Retired Lincoln University professor Keith Woodford told the Federated Farmers dairy conference that China is where “all the markets and opportunities are”.
“Europe and the US don’t need us, Africa can’t pay for it, so it has to be Asia and that’s where all the growth is occurring,” he says.
Woodford, who has visited China since 1973, says NZ continues to lack understanding of the China market.
“We have to work with China – spend more time in China understanding how the markets work and not repeating the big mistakes we have made there over the last 10 years.”
He also pointed out that NZ’s spring calving and grass-fed system work well for long-life commodities only, not for value-added products, including infant formula.
Woodford points out that infant formula earnings in China are greater than for whole milk powder but NZ remains a small player with Synlait and Danone doing well. Fonterra has failed to make a dent in China’s infant formula market which is dominated by European processors.
He says NZ manufacturers marketing infant formula state on the cans the manufacturing and use-by dates; this may need to change.

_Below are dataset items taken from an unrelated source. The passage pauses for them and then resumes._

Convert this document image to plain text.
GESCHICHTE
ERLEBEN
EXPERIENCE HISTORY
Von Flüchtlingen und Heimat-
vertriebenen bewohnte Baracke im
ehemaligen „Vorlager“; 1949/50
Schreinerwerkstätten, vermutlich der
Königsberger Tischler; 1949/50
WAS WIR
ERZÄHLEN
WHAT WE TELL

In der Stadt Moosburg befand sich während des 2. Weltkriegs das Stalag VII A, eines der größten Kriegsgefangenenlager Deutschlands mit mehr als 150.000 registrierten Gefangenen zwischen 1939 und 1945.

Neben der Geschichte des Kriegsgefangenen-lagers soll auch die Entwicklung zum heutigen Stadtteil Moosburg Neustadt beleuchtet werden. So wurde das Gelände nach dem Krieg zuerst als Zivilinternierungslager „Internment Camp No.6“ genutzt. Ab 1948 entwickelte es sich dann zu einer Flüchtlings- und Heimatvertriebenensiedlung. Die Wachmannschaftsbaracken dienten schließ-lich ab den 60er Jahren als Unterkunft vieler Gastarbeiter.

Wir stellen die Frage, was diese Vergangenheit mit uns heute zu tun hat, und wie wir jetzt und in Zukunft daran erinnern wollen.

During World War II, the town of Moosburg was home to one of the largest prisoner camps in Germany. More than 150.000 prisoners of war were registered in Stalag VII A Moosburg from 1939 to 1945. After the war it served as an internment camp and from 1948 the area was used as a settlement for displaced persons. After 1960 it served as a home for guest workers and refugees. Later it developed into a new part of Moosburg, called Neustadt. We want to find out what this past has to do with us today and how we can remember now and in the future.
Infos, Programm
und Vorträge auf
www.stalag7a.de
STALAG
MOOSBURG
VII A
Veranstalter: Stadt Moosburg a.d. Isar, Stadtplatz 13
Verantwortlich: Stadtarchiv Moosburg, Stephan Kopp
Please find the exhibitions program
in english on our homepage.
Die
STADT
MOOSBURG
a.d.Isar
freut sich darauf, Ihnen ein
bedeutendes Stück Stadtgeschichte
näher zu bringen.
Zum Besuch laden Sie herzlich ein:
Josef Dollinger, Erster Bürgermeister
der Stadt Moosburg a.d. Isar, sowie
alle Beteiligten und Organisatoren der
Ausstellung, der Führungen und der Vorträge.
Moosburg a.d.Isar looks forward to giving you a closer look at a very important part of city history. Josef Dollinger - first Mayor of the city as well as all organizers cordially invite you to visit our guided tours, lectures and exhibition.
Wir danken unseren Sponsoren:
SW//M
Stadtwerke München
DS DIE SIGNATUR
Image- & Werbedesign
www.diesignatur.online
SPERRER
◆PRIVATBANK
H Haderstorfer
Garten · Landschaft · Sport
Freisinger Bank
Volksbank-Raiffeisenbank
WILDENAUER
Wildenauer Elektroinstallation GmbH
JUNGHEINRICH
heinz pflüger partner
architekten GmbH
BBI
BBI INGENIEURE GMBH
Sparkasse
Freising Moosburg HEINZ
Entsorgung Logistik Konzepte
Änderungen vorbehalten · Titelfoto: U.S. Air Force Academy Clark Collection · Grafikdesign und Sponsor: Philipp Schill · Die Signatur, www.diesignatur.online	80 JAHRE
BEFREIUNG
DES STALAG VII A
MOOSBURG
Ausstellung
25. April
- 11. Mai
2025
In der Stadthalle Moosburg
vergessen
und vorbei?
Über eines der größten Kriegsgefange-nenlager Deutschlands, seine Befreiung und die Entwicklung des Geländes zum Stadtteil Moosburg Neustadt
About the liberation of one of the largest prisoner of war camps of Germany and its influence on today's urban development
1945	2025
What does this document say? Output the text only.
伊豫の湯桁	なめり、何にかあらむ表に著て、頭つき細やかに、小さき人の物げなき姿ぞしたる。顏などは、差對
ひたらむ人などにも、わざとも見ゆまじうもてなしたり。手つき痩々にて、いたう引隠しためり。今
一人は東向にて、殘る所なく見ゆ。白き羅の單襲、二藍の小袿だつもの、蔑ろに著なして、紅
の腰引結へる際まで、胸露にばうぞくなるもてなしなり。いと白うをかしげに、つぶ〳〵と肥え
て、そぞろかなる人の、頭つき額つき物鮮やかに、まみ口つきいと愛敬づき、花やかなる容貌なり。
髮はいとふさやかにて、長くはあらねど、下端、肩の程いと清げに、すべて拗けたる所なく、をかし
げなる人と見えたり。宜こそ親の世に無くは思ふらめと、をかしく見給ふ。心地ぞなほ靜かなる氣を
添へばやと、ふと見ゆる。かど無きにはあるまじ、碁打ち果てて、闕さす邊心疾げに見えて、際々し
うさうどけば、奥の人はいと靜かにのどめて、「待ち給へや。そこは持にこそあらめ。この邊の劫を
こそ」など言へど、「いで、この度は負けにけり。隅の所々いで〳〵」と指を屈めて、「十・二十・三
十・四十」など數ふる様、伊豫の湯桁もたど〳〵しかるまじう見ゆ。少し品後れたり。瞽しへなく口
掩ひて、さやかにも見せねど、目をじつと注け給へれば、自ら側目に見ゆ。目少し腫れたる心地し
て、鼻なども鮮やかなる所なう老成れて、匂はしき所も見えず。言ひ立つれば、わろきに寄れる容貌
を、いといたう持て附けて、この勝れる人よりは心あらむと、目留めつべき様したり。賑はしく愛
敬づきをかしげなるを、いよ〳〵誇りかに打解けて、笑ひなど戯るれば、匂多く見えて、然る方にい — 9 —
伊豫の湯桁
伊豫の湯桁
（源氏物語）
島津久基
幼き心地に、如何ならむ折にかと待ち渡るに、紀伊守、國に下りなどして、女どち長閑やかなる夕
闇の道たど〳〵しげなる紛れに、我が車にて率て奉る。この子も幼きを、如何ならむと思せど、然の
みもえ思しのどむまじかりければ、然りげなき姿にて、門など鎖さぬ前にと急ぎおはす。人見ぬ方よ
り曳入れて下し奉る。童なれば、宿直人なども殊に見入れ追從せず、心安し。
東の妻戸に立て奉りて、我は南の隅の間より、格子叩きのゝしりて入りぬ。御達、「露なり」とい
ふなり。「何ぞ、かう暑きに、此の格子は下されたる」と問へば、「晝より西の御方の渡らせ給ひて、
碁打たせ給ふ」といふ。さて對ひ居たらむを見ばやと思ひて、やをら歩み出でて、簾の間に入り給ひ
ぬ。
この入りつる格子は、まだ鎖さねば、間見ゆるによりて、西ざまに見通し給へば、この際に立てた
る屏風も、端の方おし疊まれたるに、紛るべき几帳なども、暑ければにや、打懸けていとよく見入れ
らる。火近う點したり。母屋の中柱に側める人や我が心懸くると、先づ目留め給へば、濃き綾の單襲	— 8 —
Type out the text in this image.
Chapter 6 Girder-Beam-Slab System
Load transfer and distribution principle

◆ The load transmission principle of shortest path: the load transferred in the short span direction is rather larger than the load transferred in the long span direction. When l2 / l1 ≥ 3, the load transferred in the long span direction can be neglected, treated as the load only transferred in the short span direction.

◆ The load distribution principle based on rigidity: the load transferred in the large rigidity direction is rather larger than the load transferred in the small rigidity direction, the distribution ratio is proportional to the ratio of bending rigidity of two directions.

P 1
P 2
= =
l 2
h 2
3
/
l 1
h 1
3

“We talk about milk being a 48-hour asset, then it becomes a liability,” he says.
“What’s the first thing done when your milk reaches the factory? It all gets dried and goes into a storehouse; six months later when things are quieter in winter, the first thing they do is add water back again.
“We won’t be able to do that for too long; the Chinese are onto that and the only reason they are not moving right now is because they manufacture that way as well.”
Woodford says infant formula manufacturing would need to become a one-line system; the manufacturing date for infant formula will be the date milk came to the factory.
He says the industry should start thinking about how it would manufacture for such markets.
“We are the only country in the world to have this calving system; let’s start thinking about other options.”